The Palace of Versailles on the Room 1792 ,also call the Revolution room, symmetrical to the Salon of Hercules, this room brings together the Wing of the Midi, or Wing of the Princes, with the central body of the palace. The room 1792 is nearly 155 m2 re-developed by Louis-Philippe on the site of the former Salle des Marchands under the reign of Louis XV, which became the Salle des Cent Suisses in the time of Louis XVI.


Louis-Philippe, who created the current decor, will dedicate the Room 1792 to war, the Galerie des Batailles to the great victories of France, and the Salle 1830 room to national reconciliation. This triptych was, in his mind, to mirror the Salon de la Guerre, the Galerie des Glaces and the Salon de la Paix of Louis XIV. The monarch will assemble portraits of heroes of the revolutionary and empire wars in the 1792 room, bearing the insignia of their rank in September of that year, when the French Republic (France) was proclaimed. The citizen-king, then Duke of Chartres, will thus be represented in the uniform of a lieutenant-general.

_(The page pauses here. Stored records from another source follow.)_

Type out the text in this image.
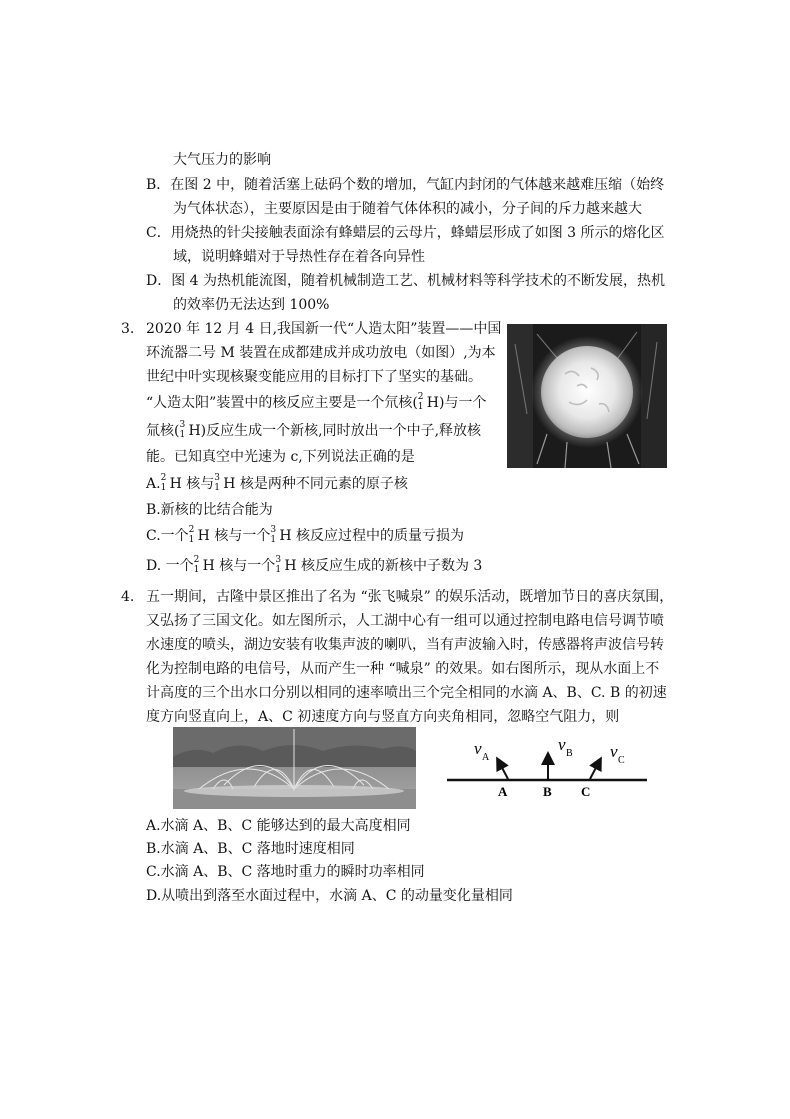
大气压力的影响
B．在图 2 中，随着活塞上砝码个数的增加，气缸内封闭的气体越来越难压缩（始终
为气体状态），主要原因是由于随着气体体积的减小，分子间的斥力越来越大
C．用烧热的针尖接触表面涂有蜂蜡层的云母片，蜂蜡层形成了如图 3 所示的熔化区
域，说明蜂蜡对于导热性存在着各向异性
D．图 4 为热机能流图，随着机械制造工艺、机械材料等科学技术的不断发展，热机
的效率仍无法达到 100%
3. 2020 年 12 月 4 日,我国新一代“人造太阳”装置——中国
环流器二号 M 装置在成都建成并成功放电（如图）,为本
世纪中叶实现核聚变能应用的目标打下了坚实的基础。
“人造太阳”装置中的核反应主要是一个氘核( 2
1 H)与一个
氚核( 3
1 H)反应生成一个新核,同时放出一个中子,释放核
能。已知真空中光速为 c,下列说法正确的是
A. 2
1 H 核与 3
1 H 核是两种不同元素的原子核
B.新核的比结合能为
C.一个 2
1 H 核与一个 3
1 H 核反应过程中的质量亏损为
D. 一个 2
1 H 核与一个 3
1 H 核反应生成的新核中子数为 3
4. 五一期间，古隆中景区推出了名为 “张飞喊泉” 的娱乐活动，既增加节日的喜庆氛围，
又弘扬了三国文化。如左图所示，人工湖中心有一组可以通过控制电路电信号调节喷
水速度的喷头，湖边安装有收集声波的喇叭，当有声波输入时，传感器将声波信号转
化为控制电路的电信号，从而产生一种 “喊泉” 的效果。如右图所示，现从水面上不
计高度的三个出水口分别以相同的速率喷出三个完全相同的水滴 A、B、C. B 的初速
度方向竖直向上，A、C 初速度方向与竖直方向夹角相同，忽略空气阻力，则
v A
v B v C
A	B C
A.水滴 A、B、C 能够达到的最大高度相同
B.水滴 A、B、C 落地时速度相同
C.水滴 A、B、C 落地时重力的瞬时功率相同
D.从喷出到落至水面过程中，水滴 A、C 的动量变化量相同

The only survivor of the rooms of the Louis-Philippe museum dedicated to the French Revolution, the Room 1792, alone provides the keys to understanding the historical and political project of the King of the French. It marks both the end of a world, the French absolut monarchy falls on August 10, 1792 , and the opening of a new era full of hopes and worries too. Monarchical Europe is united against revolutionary France, which finds in itself the living forces that will unite to defend it.

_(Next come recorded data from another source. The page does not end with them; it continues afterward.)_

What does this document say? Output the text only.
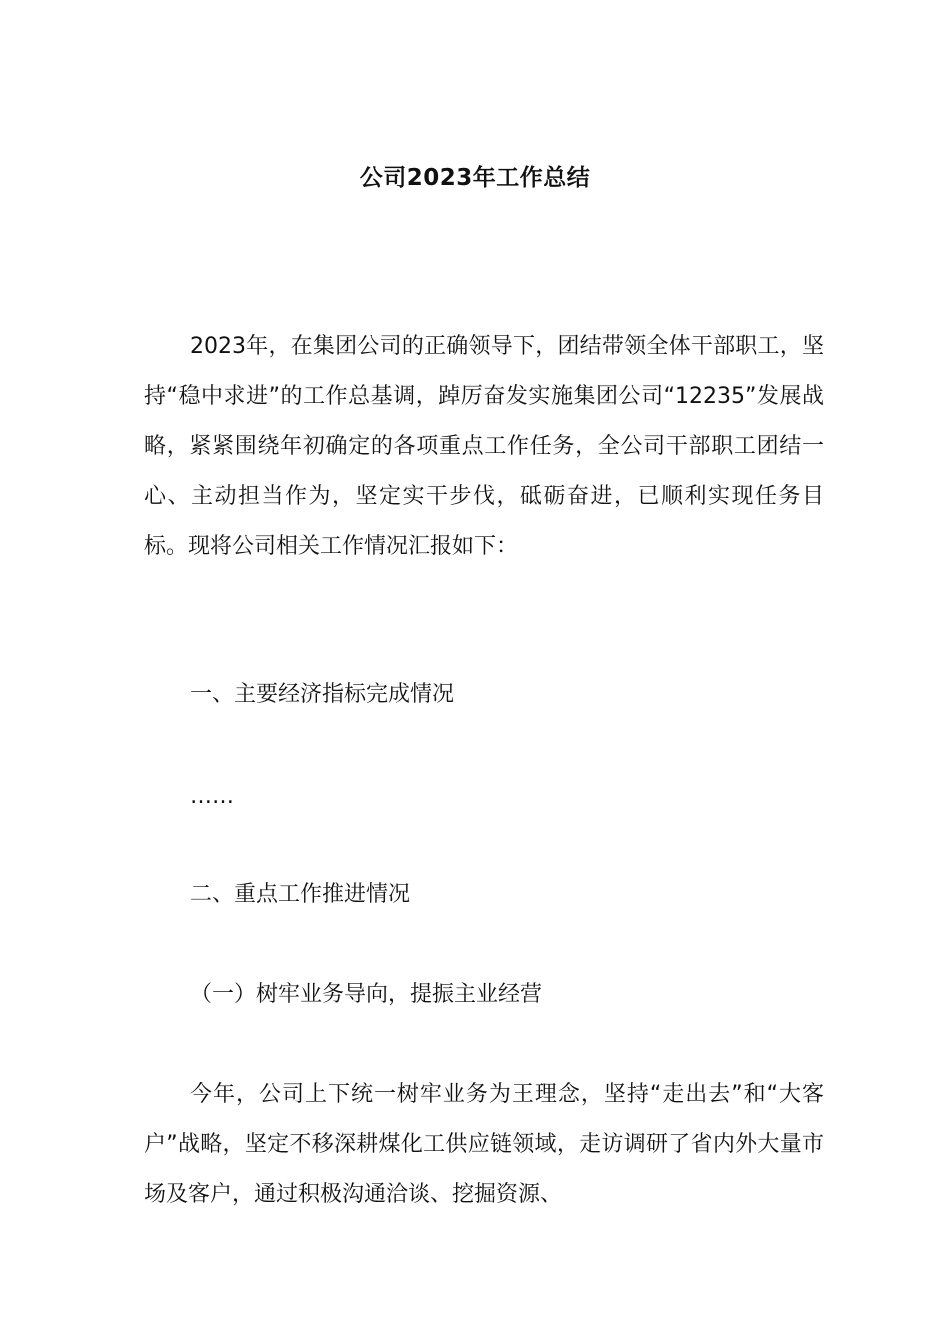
公司2023年工作总结

2023年，在集团公司的正确领导下，团结带领全体干部职工，坚持“稳中求进”的工作总基调，踔厉奋发实施集团公司“12235”发展战略，紧紧围绕年初确定的各项重点工作任务，全公司干部职工团结一心、主动担当作为，坚定实干步伐，砥砺奋进，已顺利实现任务目标。现将公司相关工作情况汇报如下：

一、主要经济指标完成情况
……
二、重点工作推进情况
（一）树牢业务导向，提振主业经营

今年，公司上下统一树牢业务为王理念，坚持“走出去”和“大客户”战略，坚定不移深耕煤化工供应链领域，走访调研了省内外大量市场及客户，通过积极沟通洽谈、挖掘资源、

The main paintings evoke the call to arms to defend “the Fatherland in danger” The National Guard of Paris leaves for the army, September 1792, from Cogniet as well as some of the emblematic battles of the French revolution such as Valmy, the 20 September 1792, by Mauzaisse after Horace Vernet, and Jemmapes, November 6, 1792, by H. Scheffer after Horace Vernet, and the many warlords to whom she owes the victories of her armies.


Next to Kellermann, Dumouriez, Luckner, are represented Rochambeau, veteran of the American War of Independence, La Fayette, his most famous fighter, and Louis-Philippe himself, who fought in Valmy and Jemmapes. The portraits of the future heroes of the Empire occupy the embrasures of the windows, and Napoleon Bonaparte occupies a prominent place above the front door. A subtle hierarchy is established between the portraits, and Louis-Philippe presents himself as a fighter of the French revolution, heir to the Enlightenment and guarantor of new ideas.

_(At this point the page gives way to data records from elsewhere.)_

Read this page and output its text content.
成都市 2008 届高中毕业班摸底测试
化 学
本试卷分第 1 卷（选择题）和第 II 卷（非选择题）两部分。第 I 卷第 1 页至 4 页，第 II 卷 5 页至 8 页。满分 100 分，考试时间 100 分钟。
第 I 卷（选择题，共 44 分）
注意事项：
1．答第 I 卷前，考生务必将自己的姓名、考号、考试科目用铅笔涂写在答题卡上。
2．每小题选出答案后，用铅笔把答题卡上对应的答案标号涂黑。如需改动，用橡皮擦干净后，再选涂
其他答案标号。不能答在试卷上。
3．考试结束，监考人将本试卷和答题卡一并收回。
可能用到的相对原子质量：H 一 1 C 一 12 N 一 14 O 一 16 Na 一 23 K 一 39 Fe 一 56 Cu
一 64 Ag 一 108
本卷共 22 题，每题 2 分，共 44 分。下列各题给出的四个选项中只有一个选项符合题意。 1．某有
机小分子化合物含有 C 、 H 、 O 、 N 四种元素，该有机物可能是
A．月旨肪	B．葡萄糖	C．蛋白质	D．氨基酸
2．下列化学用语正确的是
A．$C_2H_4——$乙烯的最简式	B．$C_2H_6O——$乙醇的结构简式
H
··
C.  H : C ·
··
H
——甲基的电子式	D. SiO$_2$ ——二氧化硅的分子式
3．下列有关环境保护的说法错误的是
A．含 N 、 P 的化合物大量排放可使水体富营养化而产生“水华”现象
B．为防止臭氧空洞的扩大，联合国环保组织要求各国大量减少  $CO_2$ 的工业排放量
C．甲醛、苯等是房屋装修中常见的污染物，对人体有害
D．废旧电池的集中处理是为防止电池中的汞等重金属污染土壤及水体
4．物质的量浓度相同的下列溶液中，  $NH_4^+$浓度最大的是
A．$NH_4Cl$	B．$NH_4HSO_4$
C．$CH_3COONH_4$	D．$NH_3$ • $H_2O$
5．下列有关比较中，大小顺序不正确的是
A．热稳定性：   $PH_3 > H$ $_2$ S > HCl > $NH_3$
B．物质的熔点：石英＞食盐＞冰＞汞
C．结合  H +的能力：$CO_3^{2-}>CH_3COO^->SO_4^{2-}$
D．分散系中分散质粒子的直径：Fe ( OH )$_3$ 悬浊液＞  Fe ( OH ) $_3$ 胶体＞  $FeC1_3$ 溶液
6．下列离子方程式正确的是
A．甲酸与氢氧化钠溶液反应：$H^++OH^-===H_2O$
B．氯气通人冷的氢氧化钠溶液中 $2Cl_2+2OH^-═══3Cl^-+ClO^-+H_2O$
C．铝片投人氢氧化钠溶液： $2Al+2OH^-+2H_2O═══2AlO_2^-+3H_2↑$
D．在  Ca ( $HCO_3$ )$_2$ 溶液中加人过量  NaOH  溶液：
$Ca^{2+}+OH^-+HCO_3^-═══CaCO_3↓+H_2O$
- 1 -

The Palace of Versailles on the Room 1792

There you go folks, a dandy historical room in architecturally and historically fascinating Palace of Versailles!! Room 1792 is part of the history of France and you should visit it while there. I have taken some of the text from the palace and some from my books on the subject; hope you enjoy it as I

And remember, happy travels, good health,and many cheers to all!!!